The same is true in the Christian life.

We are often tempted to follow what feels right, but feelings can be disorienting.

God has given us something better: His Word, The Gospel, an All-Defining Relationship.

Enduring faith says: “Even when it doesn’t feel right in my flesh, I will trust what God has said and keep my eyes on Jesus.”  I will run the way He has called me to run, and I will endure.

Run to Endure

Hebrews 11 shows us that others have run faithfully (not perfectly).

Hebrews 12:1-3 shows us how we can finish this race well, how we can persevere.

So what does that look like?

  • Consider the witnesses
  • Lay aside weights and sin
  • Fix your eyes on Jesus

With God’s help, we will finish strong.

Jesus is not only the One we look to, He is the One who will bring us home.

“He who began a good work in you will bring it to completion…” (Phil. 1:6)

My mentor was right to be concerned about my confidence in myself and my great Bible College claims of my ability to run better than others.

And now I find myself concerned for this generation of runners, called to endure in their race, to continue forward in a world that seems to have gone mad with so many distractions and temptations threatening to trip them up.

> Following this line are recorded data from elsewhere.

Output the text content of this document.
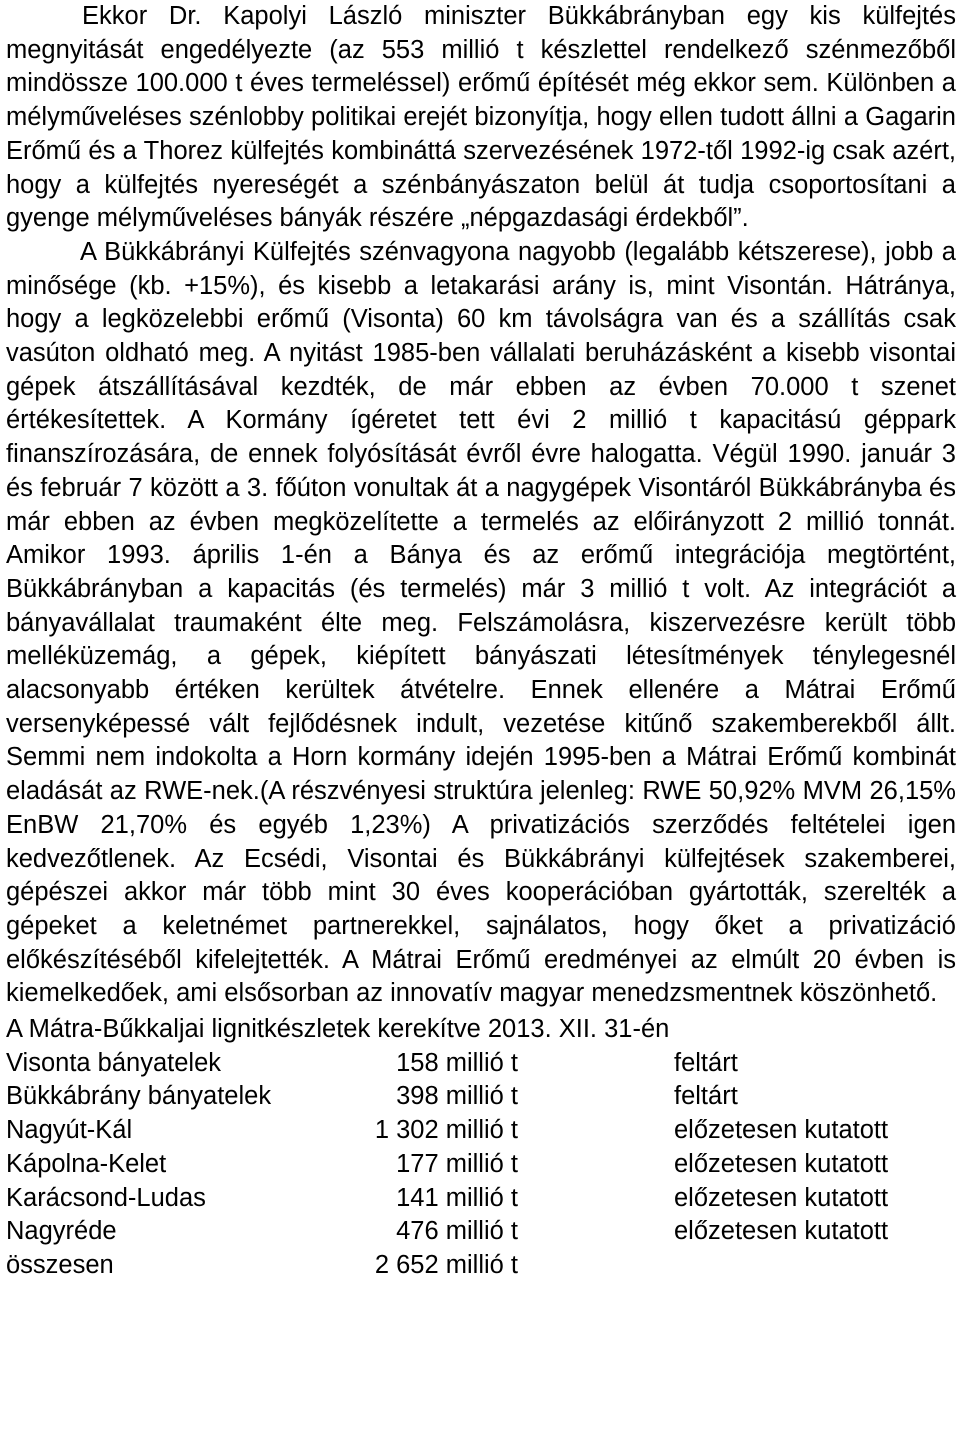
Ekkor Dr. Kapolyi László miniszter Bükkábrányban egy kis külfejtés megnyitását engedélyezte (az 553 millió t készlettel rendelkező szénmezőből mindössze 100.000 t éves termeléssel) erőmű építését még ekkor sem. Különben a mélyműveléses szénlobby politikai erejét bizonyítja, hogy ellen tudott állni a Gagarin Erőmű és a Thorez külfejtés kombináttá szervezésének 1972-től 1992-ig csak azért, hogy a külfejtés nyereségét a szénbányászaton belül át tudja csoportosítani a gyenge mélyműveléses bányák részére „népgazdasági érdekből”.

A Bükkábrányi Külfejtés szénvagyona nagyobb (legalább kétszerese), jobb a minősége (kb. +15%), és kisebb a letakarási arány is, mint Visontán. Hátránya, hogy a legközelebbi erőmű (Visonta) 60 km távolságra van és a szállítás csak vasúton oldható meg. A nyitást 1985-ben vállalati beruházásként a kisebb visontai gépek átszállításával kezdték, de már ebben az évben 70.000 t szenet értékesítettek. A Kormány ígéretet tett évi 2 millió t kapacitású géppark finanszírozására, de ennek folyósítását évről évre halogatta. Végül 1990. január 3 és február 7 között a 3. főúton vonultak át a nagygépek Visontáról Bükkábrányba és már ebben az évben megközelítette a termelés az előirányzott 2 millió tonnát. Amikor 1993. április 1-én a Bánya és az erőmű integrációja megtörtént, Bükkábrányban a kapacitás (és termelés) már 3 millió t volt. Az integrációt a bányavállalat traumaként élte meg. Felszámolásra, kiszervezésre került több melléküzemág, a gépek, kiépített bányászati létesítmények ténylegesnél alacsonyabb értéken kerültek átvételre. Ennek ellenére a Mátrai Erőmű versenyképessé vált fejlődésnek indult, vezetése kitűnő szakemberekből állt. Semmi nem indokolta a Horn kormány idején 1995-ben a Mátrai Erőmű kombinát eladását az RWE-nek.(A részvényesi struktúra jelenleg: RWE 50,92% MVM 26,15% EnBW 21,70% és egyéb 1,23%) A privatizációs szerződés feltételei igen kedvezőtlenek. Az Ecsédi, Visontai és Bükkábrányi külfejtések szakemberei, gépészei akkor már több mint 30 éves kooperációban gyártották, szerelték a gépeket a keletnémet partnerekkel, sajnálatos, hogy őket a privatizáció előkészítéséből kifelejtették. A Mátrai Erőmű eredményei az elmúlt 20 évben is kiemelkedőek, ami elsősorban az innovatív magyar menedzsmentnek köszönhető.

A Mátra-Bűkkaljai lignitkészletek kerekítve 2013. XII. 31-én
Visonta bányatelek	158 millió t	feltárt
Bükkábrány bányatelek	398 millió t	feltárt
Nagyút-Kál	1 302 millió t	előzetesen kutatott
Kápolna-Kelet	177 millió t	előzetesen kutatott
Karácsond-Ludas	141 millió t	előzetesen kutatott
Nagyréde	476 millió t	előzetesen kutatott
összesen	2 652 millió t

I long for all of us to finish well. We need His grace! We long for the Spirit’s filling. We must take the steps necessary in God’s strength for God’s glory to carry on in faith.

Keep running, endure, and take the necessary steps: Consider the witnesses, lay aside weights and sins, and fixate on Jesus, and in His strength we will be able to say with Paul

I have fought the good fight, I have finished the race, I have kept the faith.